After the individual presentations, General Davis introduced two distinguished panels of experts. Terri Tanelian, Senior Social Research Analyst at RAND, Phil Carter, Director of the Military, Veterans, and Society Program at the Center for New American Security, Dr. Shelley MacDermid Wadsworth of the Purdue Military Family Research Institute, and Dr. Heather O’Beirn-Kelly of the American Psychological Association comprised the Clinical and Research Perspectives Panel. The panel focused on current mental health needs of Iraq and Afghanistan veterans and ways to ensure that clinical practitioners had access to the most effective treatments and screening procedures. Mr. Carter cited current research showing 60% of all Afghanistan and Iraq veterans were currently no longer affiliated with the active military, and about 20% of these had returned from combat with some form of TBI or PTSS. Ms. Tanelian estimated that only about half of the veterans currently suffering from PTSS had sought professional help for their conditions, highlighting the need to increase veteran access to care. Dr. O’Beirn-Kelly emphasized the need to balance clinical and research activities, warning against increasing treatment facilities and practitioners at the expense of research efforts. “Part of the reason we are aware of these problems in the first place is because of research efforts. We cannot short change research for clinicial work.”
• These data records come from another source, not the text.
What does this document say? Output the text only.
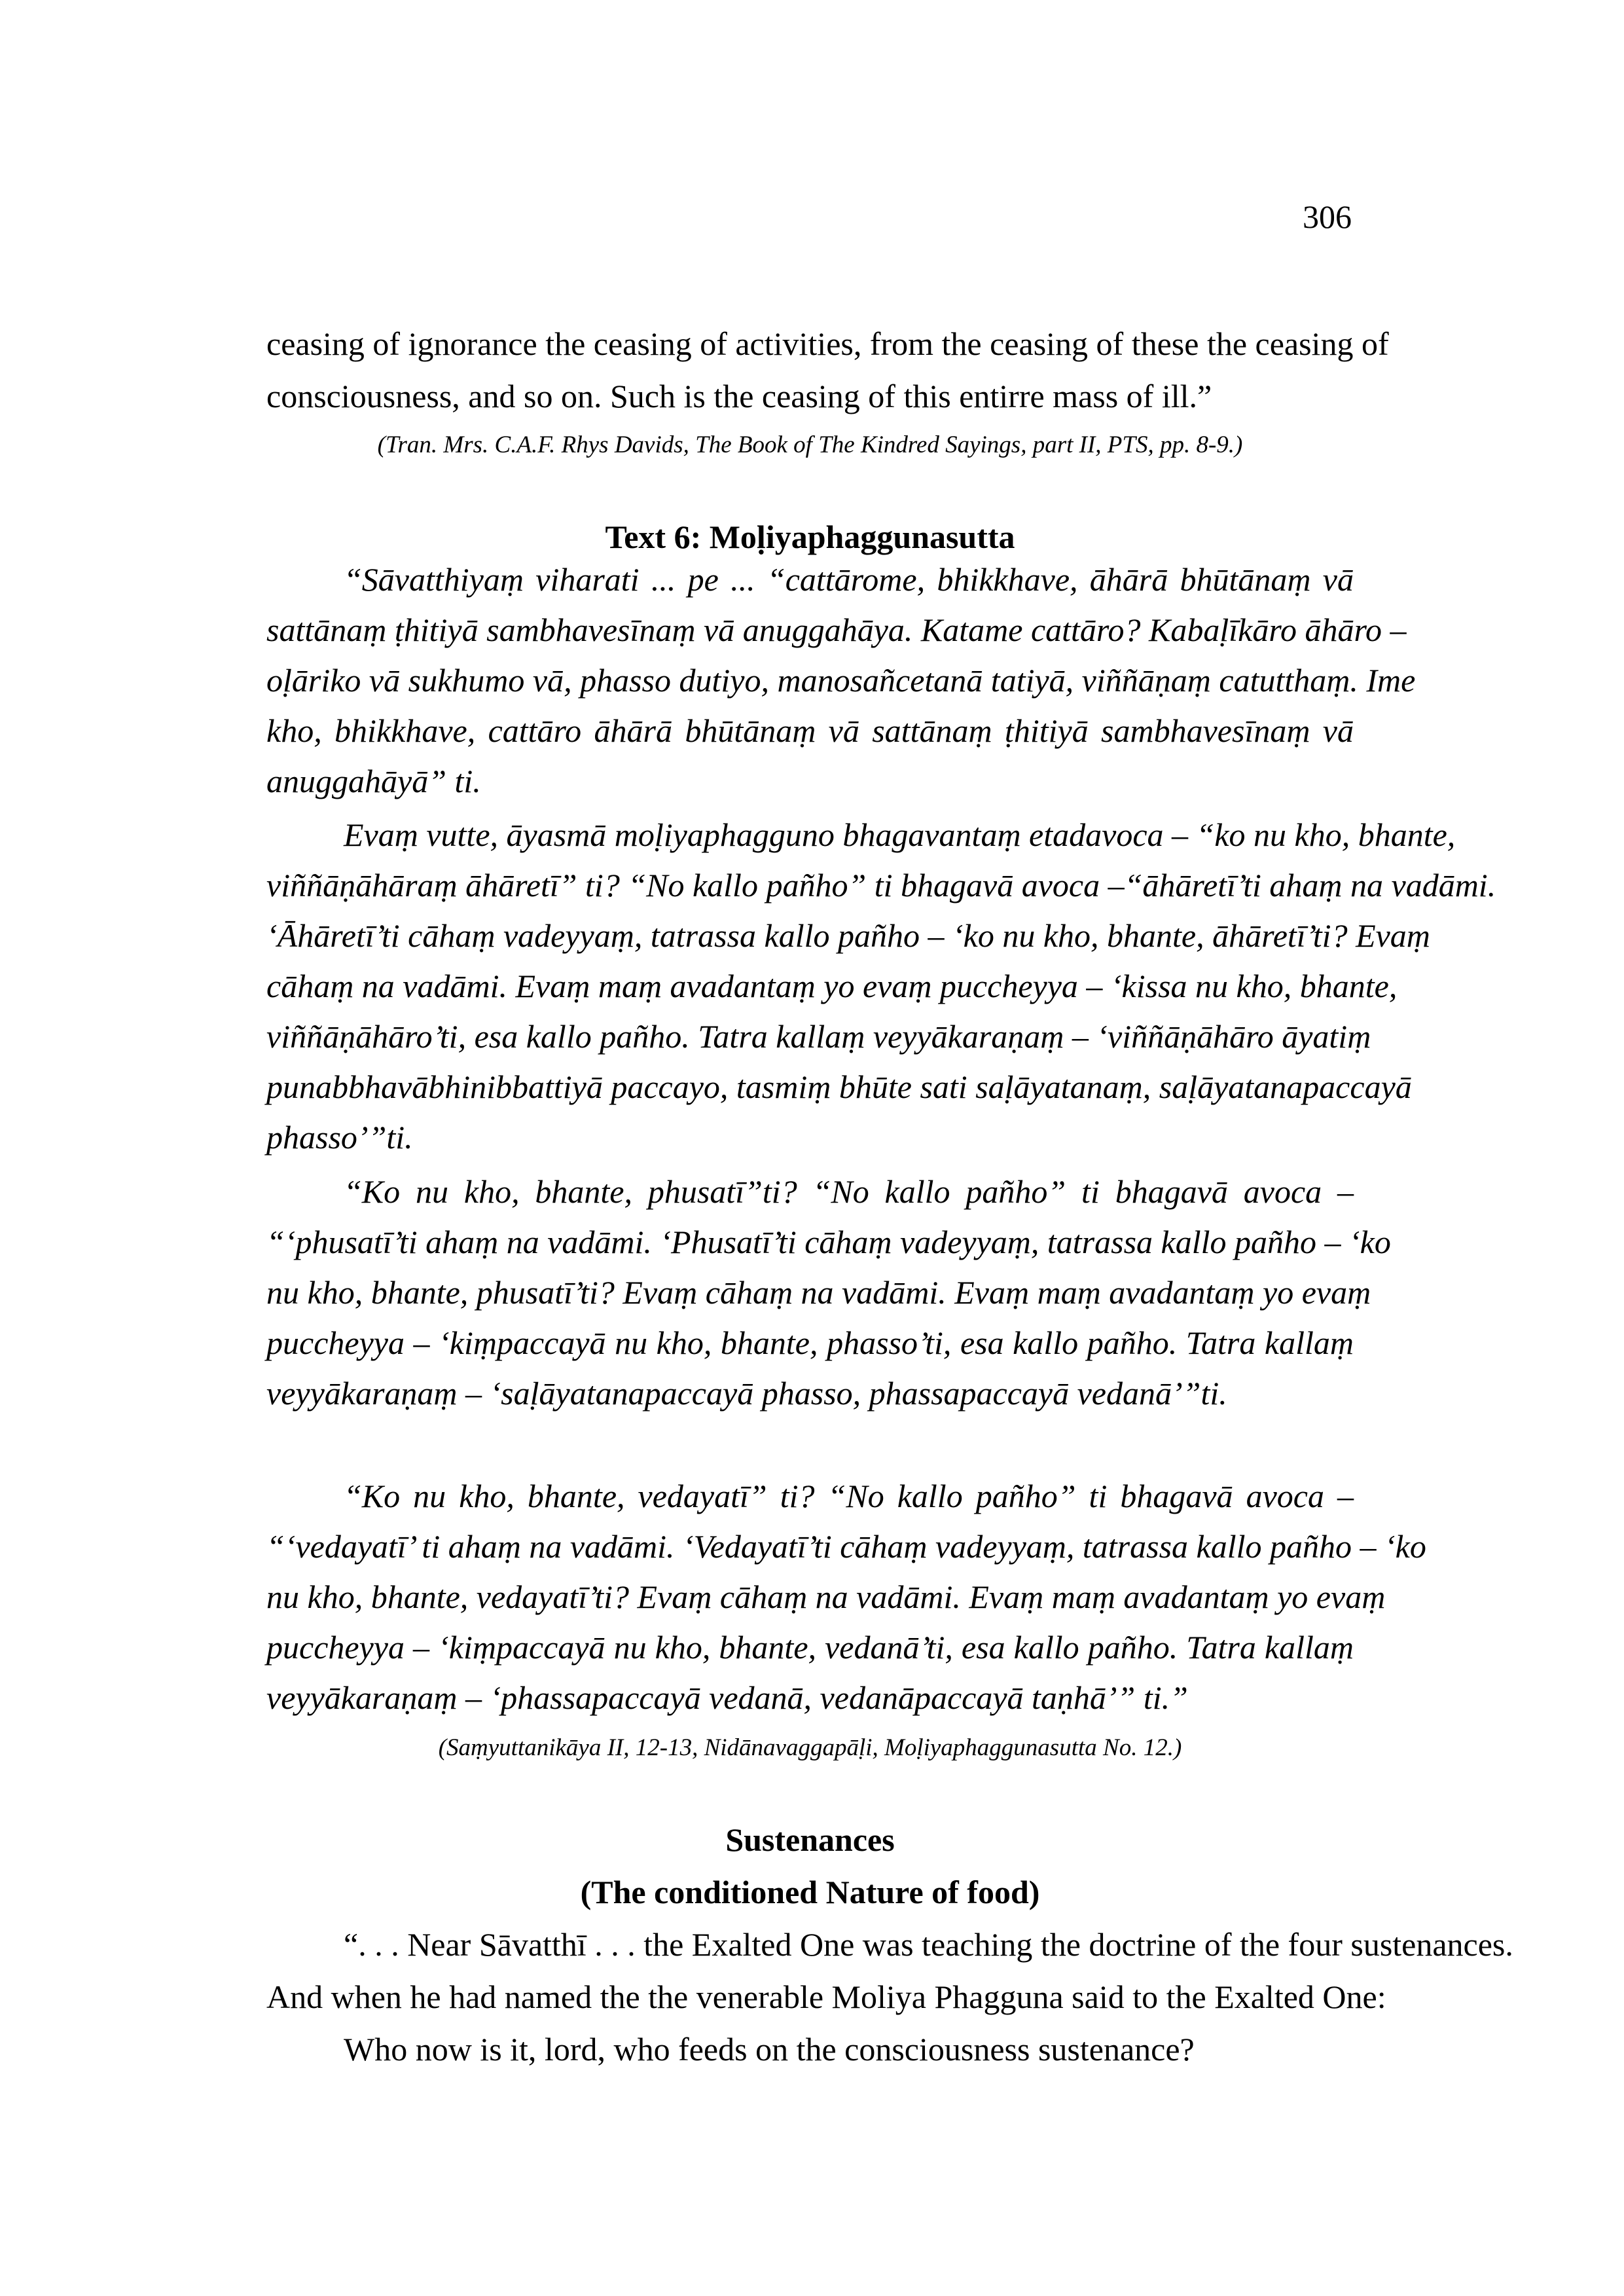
306
ceasing of ignorance the ceasing of activities, from the ceasing of these the ceasing of
consciousness, and so on. Such is the ceasing of this entirre mass of ill.”
(Tran. Mrs. C.A.F. Rhys Davids, The Book of The Kindred Sayings, part II, PTS, pp. 8-9.)
Text 6: Moḷiyaphaggunasutta
“Sāvatthiyaṃ viharati ... pe ... “cattārome, bhikkhave, āhārā bhūtānaṃ vā
sattānaṃ ṭhitiyā sambhavesīnaṃ vā anuggahāya. Katame cattāro? Kabaḷīkāro āhāro –
oḷāriko vā sukhumo vā, phasso dutiyo, manosañcetanā tatiyā, viññāṇaṃ catutthaṃ. Ime
kho, bhikkhave, cattāro āhārā bhūtānaṃ vā sattānaṃ ṭhitiyā sambhavesīnaṃ vā
anuggahāyā” ti.
Evaṃ vutte, āyasmā moḷiyaphagguno bhagavantaṃ etadavoca – “ko nu kho, bhante,
viññāṇāhāraṃ āhāretī” ti? “No kallo pañho” ti bhagavā avoca –“āhāretī’ti ahaṃ na vadāmi.
‘Āhāretī’ti cāhaṃ vadeyyaṃ, tatrassa kallo pañho – ‘ko nu kho, bhante, āhāretī’ti? Evaṃ
cāhaṃ na vadāmi. Evaṃ maṃ avadantaṃ yo evaṃ puccheyya – ‘kissa nu kho, bhante,
viññāṇāhāro’ti, esa kallo pañho. Tatra kallaṃ veyyākaraṇaṃ – ‘viññāṇāhāro āyatiṃ
punabbhavābhinibbattiyā paccayo, tasmiṃ bhūte sati saḷāyatanaṃ, saḷāyatanapaccayā
phasso’”ti.
“Ko nu kho, bhante, phusatī”ti? “No kallo pañho” ti bhagavā avoca –
“‘phusatī’ti ahaṃ na vadāmi. ‘Phusatī’ti cāhaṃ vadeyyaṃ, tatrassa kallo pañho – ‘ko
nu kho, bhante, phusatī’ti? Evaṃ cāhaṃ na vadāmi. Evaṃ maṃ avadantaṃ yo evaṃ
puccheyya – ‘kiṃpaccayā nu kho, bhante, phasso’ti, esa kallo pañho. Tatra kallaṃ
veyyākaraṇaṃ – ‘saḷāyatanapaccayā phasso, phassapaccayā vedanā’”ti.
“Ko nu kho, bhante, vedayatī” ti? “No kallo pañho” ti bhagavā avoca –
“‘vedayatī’ ti ahaṃ na vadāmi. ‘Vedayatī’ti cāhaṃ vadeyyaṃ, tatrassa kallo pañho – ‘ko
nu kho, bhante, vedayatī’ti? Evaṃ cāhaṃ na vadāmi. Evaṃ maṃ avadantaṃ yo evaṃ
puccheyya – ‘kiṃpaccayā nu kho, bhante, vedanā’ti, esa kallo pañho. Tatra kallaṃ
veyyākaraṇaṃ – ‘phassapaccayā vedanā, vedanāpaccayā taṇhā’” ti.”
(Saṃyuttanikāya II, 12-13, Nidānavaggapāḷi, Moḷiyaphaggunasutta No. 12.)
Sustenances
(The conditioned Nature of food)
“. . . Near Sāvatthī . . . the Exalted One was teaching the doctrine of the four sustenances.
And when he had named the the venerable Moliya Phagguna said to the Exalted One:
Who now is it, lord, who feeds on the consciousness sustenance?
CAPT Richard Stolz, USN, Director of the Defense Centers of Excellence for Psychological Health and Traumatic Brain Injury, and Dr. Wendy Tentula, National Director of the VA/DoD Integrated Mental Health program chaired the Policy Perspectives Panel. The panel discussed recent innovations in treatments and new programs designed to more effectively notify veterans of available treatment options. CAPT Stolz emphasized the need to minimize potential negative stigma attached to seeking help for behavioral issues, and highlighted some of the cutting-edge advances used by practitioners today, including smartphone applications that enable clinicians and patients to collaborate and tailor a specific treatment plan for each individual, sleep studies, and websites designed to maximize outreach to veterans and provide referrals and other resources. Perhaps most notably, the Defense Department has simultaneously increased and dispersed its behavioral health practitioners. Dr. Tentula emphasized the need for increased veteran outreach and outlined recent VA approaches, including one similar to the program suggested by SFC Welintukonis. In the last eighteen months, the VA has hired approximately 1000 “peer specialists”—individuals who have experienced the stresses of combat and received treatment—to interact with veterans currently experiencing similar issues and provide advice on how to overcome behavioral health challenges.

Senator Donnelly captured the spirit of the symposium best in his closing remarks: “Every man and woman who has served our country has the right to come home in peace, to secure employment, and to know that we consider them extraordinary heroes.” The Reserve Officers Association will continue to maintain a strong commitment to these goals in the years to come.